Des informations récentes indiquent que des éléments de l’armée du Mali effectuent une purge de soldats qui ont pris part à une mutinerie le mois dernier dans une caserne située à l’extérieur de la capitale, Bamako, a déclaré aujourd’hui Amnesty International.
Les corps des quatre soldats ont été découverts au début du mois d’octobre près de la capitale et plusieurs autres, y compris un colonel, sont portés disparus. Ces exécutions extrajudiciaires et disparitions forcées apparentes font craindre que les soldats fidèles au général Amadou Haya Sanogo, qui a organisé un coup d’État en mars 2012, ne soient en train de mener une purge dans leurs rangs pour étouffer toute dissidence.

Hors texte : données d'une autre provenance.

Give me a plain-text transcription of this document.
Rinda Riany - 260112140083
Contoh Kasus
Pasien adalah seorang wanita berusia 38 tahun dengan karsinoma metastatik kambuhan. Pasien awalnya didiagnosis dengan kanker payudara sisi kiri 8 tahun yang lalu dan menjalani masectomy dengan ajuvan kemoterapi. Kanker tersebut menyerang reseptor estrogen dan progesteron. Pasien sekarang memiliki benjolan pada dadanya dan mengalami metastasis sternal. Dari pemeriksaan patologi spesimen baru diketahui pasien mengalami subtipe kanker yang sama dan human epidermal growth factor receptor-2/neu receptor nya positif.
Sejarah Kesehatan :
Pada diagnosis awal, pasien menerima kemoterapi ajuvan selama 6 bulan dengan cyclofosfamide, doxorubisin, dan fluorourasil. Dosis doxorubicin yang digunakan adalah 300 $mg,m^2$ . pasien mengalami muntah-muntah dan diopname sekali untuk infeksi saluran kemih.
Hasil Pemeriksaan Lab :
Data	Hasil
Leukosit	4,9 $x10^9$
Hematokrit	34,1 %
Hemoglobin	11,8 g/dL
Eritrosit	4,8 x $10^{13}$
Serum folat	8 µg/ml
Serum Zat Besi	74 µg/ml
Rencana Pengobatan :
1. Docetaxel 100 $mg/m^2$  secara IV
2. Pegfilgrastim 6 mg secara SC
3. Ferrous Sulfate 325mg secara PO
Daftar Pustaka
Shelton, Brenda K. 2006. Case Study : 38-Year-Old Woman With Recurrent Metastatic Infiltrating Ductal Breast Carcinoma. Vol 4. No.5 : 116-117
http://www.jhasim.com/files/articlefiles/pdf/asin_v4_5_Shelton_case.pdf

« Ceci est le dernier exemple frappant de la manière dont un petit groupe de soldats qui semblent se considérer au-dessus de la loi continuent à s’accrocher au pouvoir au Mali », a déclaré Gaëtan Mootoo, chercheur d’Amnesty International sur l’Afrique de l’Ouest.
L’organisation appelle les autorités maliennes à ouvrir une enquête indépendante et impartiale sur ces événements très graves, et à veiller à ce que les responsables présumés de ces actes soient suspendus de leurs fonctions et traduits en justice. Ces enquêtes contribueront de manière cruciale aux efforts visant à rétablir l’État de droit après le conflit armé dans le nord du Mali.
« C’est effrayant de constater que malgré l’arrivée au pouvoir d’un président démocratiquement élu en août 2013, un petit groupe de soldats fidèles à l’ex-junte continuent d’imposer, en toute impunité, la terreur à leurs opposants présumés. »
Les soldats qui auraient été victimes d’exécutions extrajudiciaires semblent avoir été ciblés pour avoir pris part à une mutinerie, le 30 septembre 2013, dans la caserne militaire de Kati près de la capitale Bamako. Les soldats se sont rebellés contre certains membres de l’ex-junte, en particulier son chef, le général Sanogo, à qui ils reprochaient de ne pas les avoir promus. Dans un communiqué, les soldats ont précisé qu’ils avaient décidé de prendre les armes pour revendiquer leur droit à être promus et à recevoir la solde qui leur était due.
L’un d’eux, Lassiné Keita, soldat première classe, a été arrêté par des militaires fidèles à l’ex-junte dans un bar à Bamako la nuit du 30 septembre.
Un témoin contacté par Amnesty International, a déclaré : « J’étais avec [Lassiné Keita]. Je suis sorti un moment et quand je suis revenu, on m’a dit que mon ami avait été enlevé par des soldats ».
Le corps de Lassiné Keita a été retrouvé le 4 octobre près de la caserne de Kati.
Le corps d’un autre soldat, Dramane Cissoko, aurait été déposé à la morgue de Bamako.
Depuis la mutinerie, on est sans nouvelle du colonel Youssouf Traoré et Amnesty International craint qu’il n’ait été victime d’une disparition forcée. Le cadavre de son garde du corps, Salif Meiga, surnommé « Ganda Koye », a été retrouvé avec la tête coupée et son chauffeur est également porté disparu. Le colonel Traoré a été l’un des dirigeants de la junte militaire qui a renversé le président démocratiquement élu, Amadou Toumani Touré en mars 2012.
« Il est profondément troublant de voir que les soldats qui seraient responsables de ces exécutions extrajudiciaires et disparitions forcées continuent à cibler les militaires ou les civils soupçonnés de résister ou de protester contre le pouvoir imposé de facto par le général Sanogo », a déclaré Gaëtan Mootoo.
Dans le sillage de la mutinerie du 30 septembre, une trentaine de soldats ont été arrêtés et sont actuellement détenus au Camp I de la gendarmerie. Certains d’entre eux se sont livrés à la gendarmerie pour obtenir une protection.
« Les soldats détenus doivent être protégés contre la torture et autres mauvais traitements et contre toute représaille, y compris les disparitions forcées », a déclaré Gaëtan Mootoo.
Informations générales
Depuis le coup d’État militaire de mars 2012 au Mali, les soldats qui ont mené le putsch ont commis des violations graves des droits humains sans avoir à rendre des comptes.
Amnesty International a recensé les cas de 21 soldats qui ont été soumis à une disparition forcée après avoir été enlevés de leur cellule dans la caserne de Kati au début du mois de mai 2012. Ces soldats ont été accusés d’être des partisans de l’ancien président Touré et d’avoir organisé un contre-coup d’État.